Les délais moyens de prise en charge ont augmenté, passant de 15,5 mois en 2023, à 17,7 mois en 2024, entre la prise de rendez-vous jusqu’à la première tentative. Les listes d’attente se sont allongées, avec plus de 10 600 femmes en attente au 31 décembre 2024, contre 7 600 un an plus tôt – pour près de la moitié, des femmes seules ; 38 % sont en couple avec une femme, 17 % en couple avec un homme.
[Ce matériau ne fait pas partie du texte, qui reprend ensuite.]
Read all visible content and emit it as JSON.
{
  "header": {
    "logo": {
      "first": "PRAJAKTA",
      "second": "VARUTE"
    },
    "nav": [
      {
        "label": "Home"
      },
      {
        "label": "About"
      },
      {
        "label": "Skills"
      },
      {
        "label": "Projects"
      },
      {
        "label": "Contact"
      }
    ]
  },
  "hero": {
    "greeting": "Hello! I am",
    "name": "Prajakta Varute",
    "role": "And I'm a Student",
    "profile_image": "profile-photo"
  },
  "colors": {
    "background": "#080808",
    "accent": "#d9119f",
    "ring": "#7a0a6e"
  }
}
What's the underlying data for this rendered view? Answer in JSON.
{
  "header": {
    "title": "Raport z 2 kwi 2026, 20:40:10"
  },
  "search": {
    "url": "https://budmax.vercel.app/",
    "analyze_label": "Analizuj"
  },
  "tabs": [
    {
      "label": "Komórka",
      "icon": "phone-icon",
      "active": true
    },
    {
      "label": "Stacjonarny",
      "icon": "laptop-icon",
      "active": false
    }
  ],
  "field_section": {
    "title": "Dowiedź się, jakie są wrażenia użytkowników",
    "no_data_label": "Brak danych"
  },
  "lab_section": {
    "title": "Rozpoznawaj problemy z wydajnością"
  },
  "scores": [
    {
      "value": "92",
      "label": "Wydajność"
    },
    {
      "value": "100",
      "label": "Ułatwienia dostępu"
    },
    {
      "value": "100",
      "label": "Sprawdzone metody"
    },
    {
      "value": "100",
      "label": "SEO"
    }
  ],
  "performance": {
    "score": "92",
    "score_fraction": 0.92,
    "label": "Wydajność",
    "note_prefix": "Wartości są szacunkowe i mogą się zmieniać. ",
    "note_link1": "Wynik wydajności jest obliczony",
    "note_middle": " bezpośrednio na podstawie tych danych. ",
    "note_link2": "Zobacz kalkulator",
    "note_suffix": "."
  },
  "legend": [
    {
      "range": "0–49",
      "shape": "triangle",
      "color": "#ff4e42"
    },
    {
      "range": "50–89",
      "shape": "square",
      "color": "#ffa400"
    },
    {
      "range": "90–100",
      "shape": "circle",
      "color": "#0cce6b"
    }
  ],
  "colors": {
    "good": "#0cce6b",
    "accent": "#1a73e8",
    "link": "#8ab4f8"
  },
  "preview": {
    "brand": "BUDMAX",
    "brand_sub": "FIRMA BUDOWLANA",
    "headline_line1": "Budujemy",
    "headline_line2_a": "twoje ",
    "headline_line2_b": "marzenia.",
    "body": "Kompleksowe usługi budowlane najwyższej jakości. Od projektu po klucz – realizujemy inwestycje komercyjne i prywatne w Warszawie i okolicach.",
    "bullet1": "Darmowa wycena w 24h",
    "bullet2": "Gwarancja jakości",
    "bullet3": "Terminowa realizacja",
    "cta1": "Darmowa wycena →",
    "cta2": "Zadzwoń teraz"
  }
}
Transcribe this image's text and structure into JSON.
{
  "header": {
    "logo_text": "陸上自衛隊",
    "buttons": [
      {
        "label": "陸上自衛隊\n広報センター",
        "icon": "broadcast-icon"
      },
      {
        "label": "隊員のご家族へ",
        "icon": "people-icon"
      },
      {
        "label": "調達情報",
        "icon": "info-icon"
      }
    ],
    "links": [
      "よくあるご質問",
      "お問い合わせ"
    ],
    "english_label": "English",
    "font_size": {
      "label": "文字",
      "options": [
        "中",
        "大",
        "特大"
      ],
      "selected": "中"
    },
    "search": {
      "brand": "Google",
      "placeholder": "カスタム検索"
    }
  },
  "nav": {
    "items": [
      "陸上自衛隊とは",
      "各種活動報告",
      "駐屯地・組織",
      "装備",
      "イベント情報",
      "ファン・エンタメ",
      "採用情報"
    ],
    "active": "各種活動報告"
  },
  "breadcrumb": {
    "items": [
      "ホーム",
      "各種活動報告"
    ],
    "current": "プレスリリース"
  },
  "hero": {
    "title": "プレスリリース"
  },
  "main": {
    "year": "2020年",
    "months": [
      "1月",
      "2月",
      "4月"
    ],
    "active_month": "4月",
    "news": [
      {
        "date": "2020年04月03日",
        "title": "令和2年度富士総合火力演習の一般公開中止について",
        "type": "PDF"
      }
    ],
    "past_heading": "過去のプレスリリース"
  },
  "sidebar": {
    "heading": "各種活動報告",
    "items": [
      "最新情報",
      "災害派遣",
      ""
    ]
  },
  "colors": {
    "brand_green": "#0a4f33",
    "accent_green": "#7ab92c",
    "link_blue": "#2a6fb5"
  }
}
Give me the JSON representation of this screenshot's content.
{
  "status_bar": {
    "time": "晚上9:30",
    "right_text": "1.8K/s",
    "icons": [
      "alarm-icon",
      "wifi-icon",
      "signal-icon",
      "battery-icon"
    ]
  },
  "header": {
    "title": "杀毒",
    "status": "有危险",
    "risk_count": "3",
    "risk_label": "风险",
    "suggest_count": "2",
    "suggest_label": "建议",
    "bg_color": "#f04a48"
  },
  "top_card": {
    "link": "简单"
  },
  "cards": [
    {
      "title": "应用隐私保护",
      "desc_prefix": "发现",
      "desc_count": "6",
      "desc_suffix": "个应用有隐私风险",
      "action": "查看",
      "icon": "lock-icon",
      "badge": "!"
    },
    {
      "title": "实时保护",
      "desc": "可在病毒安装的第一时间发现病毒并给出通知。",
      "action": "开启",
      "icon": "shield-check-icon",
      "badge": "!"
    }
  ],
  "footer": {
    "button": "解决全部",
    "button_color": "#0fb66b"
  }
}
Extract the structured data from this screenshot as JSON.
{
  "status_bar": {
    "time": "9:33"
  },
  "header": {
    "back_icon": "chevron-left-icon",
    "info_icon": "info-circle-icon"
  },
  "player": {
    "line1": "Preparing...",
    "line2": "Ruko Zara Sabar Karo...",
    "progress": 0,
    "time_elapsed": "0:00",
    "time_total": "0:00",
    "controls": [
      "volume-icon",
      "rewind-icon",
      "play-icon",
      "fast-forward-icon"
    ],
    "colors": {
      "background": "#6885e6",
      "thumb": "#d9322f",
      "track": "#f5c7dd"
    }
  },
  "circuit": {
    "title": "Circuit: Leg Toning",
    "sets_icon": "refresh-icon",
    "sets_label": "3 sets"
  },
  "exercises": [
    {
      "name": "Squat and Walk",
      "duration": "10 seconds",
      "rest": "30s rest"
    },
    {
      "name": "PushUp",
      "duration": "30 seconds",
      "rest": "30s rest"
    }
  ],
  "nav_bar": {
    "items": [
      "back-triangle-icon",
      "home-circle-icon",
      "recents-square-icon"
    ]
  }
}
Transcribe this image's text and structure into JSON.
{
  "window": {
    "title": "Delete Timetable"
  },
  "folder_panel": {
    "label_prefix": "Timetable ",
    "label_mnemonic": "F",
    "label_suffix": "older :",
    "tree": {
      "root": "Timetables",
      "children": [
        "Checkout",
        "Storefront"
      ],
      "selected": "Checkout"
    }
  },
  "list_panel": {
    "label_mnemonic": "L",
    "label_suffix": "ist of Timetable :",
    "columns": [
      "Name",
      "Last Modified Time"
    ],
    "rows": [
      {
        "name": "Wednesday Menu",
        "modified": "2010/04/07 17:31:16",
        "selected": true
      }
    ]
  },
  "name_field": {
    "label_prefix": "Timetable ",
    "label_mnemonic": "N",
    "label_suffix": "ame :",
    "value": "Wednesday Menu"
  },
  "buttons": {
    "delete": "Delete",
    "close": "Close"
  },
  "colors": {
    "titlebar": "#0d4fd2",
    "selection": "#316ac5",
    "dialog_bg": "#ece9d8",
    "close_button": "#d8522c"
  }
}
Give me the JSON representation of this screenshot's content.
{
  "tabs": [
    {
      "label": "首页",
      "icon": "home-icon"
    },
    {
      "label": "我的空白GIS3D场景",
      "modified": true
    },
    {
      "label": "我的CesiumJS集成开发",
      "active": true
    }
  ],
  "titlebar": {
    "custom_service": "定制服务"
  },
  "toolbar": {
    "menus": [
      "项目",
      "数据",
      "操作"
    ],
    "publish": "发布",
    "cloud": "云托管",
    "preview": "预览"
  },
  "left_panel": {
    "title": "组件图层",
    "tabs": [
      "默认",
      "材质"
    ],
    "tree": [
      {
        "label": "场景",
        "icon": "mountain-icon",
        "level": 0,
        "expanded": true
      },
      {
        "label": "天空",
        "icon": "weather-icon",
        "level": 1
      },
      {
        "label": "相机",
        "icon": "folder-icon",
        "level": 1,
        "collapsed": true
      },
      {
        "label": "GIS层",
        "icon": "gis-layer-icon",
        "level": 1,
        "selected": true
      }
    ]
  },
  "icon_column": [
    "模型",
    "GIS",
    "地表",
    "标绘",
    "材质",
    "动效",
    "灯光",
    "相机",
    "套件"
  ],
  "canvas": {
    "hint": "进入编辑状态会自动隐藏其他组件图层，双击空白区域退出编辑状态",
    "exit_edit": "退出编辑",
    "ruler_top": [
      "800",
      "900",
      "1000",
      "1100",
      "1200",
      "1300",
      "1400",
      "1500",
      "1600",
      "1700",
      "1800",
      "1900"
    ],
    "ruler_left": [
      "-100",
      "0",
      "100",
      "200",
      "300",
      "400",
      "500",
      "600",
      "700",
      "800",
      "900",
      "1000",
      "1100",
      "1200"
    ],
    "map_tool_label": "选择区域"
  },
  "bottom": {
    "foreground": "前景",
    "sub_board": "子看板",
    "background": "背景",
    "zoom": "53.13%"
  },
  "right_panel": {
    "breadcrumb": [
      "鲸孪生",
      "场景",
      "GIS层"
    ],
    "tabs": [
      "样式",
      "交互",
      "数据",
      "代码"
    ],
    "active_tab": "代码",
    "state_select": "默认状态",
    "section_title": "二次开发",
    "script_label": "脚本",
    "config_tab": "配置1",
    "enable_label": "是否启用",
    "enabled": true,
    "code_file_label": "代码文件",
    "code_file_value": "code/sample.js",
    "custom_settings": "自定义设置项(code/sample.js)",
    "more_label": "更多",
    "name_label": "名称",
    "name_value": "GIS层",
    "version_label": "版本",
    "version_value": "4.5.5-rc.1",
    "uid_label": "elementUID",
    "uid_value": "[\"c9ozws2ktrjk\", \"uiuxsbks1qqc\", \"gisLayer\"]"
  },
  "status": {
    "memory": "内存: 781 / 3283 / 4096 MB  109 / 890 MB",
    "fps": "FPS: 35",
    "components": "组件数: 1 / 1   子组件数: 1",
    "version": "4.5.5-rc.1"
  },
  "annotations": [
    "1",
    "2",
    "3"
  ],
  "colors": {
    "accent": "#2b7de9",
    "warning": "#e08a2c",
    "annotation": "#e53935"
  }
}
       « Beaucoup de couples et de femmes partent à l’étranger à cause de ces délais, rapporte Virginie Rio, cofondatrice de l’association BAMP, qui réunit patients et ex-patients de l’assistance médicale à la procréation. Quand on a un système de soins en tension, comme aujourd’hui, les équipes, débordées, utilisent des stratégies pour gérer les files ; nous avons certains centres qui mettent des conditions supplémentaires, en ne laissant qu’une seule tentative à certaines femmes, en leur disant qu’il faut laisser la place aux autres, en conseillant à d’autres, à partir d’un certain âge, de partir à l’étranger... »

      

Pour Mme Rio, l’enjeu demeure entier : « Il faut remettre à plat le fonctionnement de la PMA pour prendre en charge vraiment tout le monde. » La promesse d’un plan de lutte contre l’infertilité, avancée par le président de la République, Emmanuel Macron, voilà plus d’un an, reste en grande partie en suspens.

 

Autre facteur de tension supplémentaire, pour l’offre de soins : l’autoconservation ovocytaire non médicale, ouverte elle aussi par la loi bioéthique, a été fortement plébiscitée, selon l’agence de biomédecine. Cette possibilité de conserver ses gamètes, sans conditions médicales ou de don à autrui, a reçu 42 300 demandes de première consultation depuis 2021, avec une hausse constante chaque année. En 2024, 5 127 femmes ont bénéficié d’une autoconservation non médicale.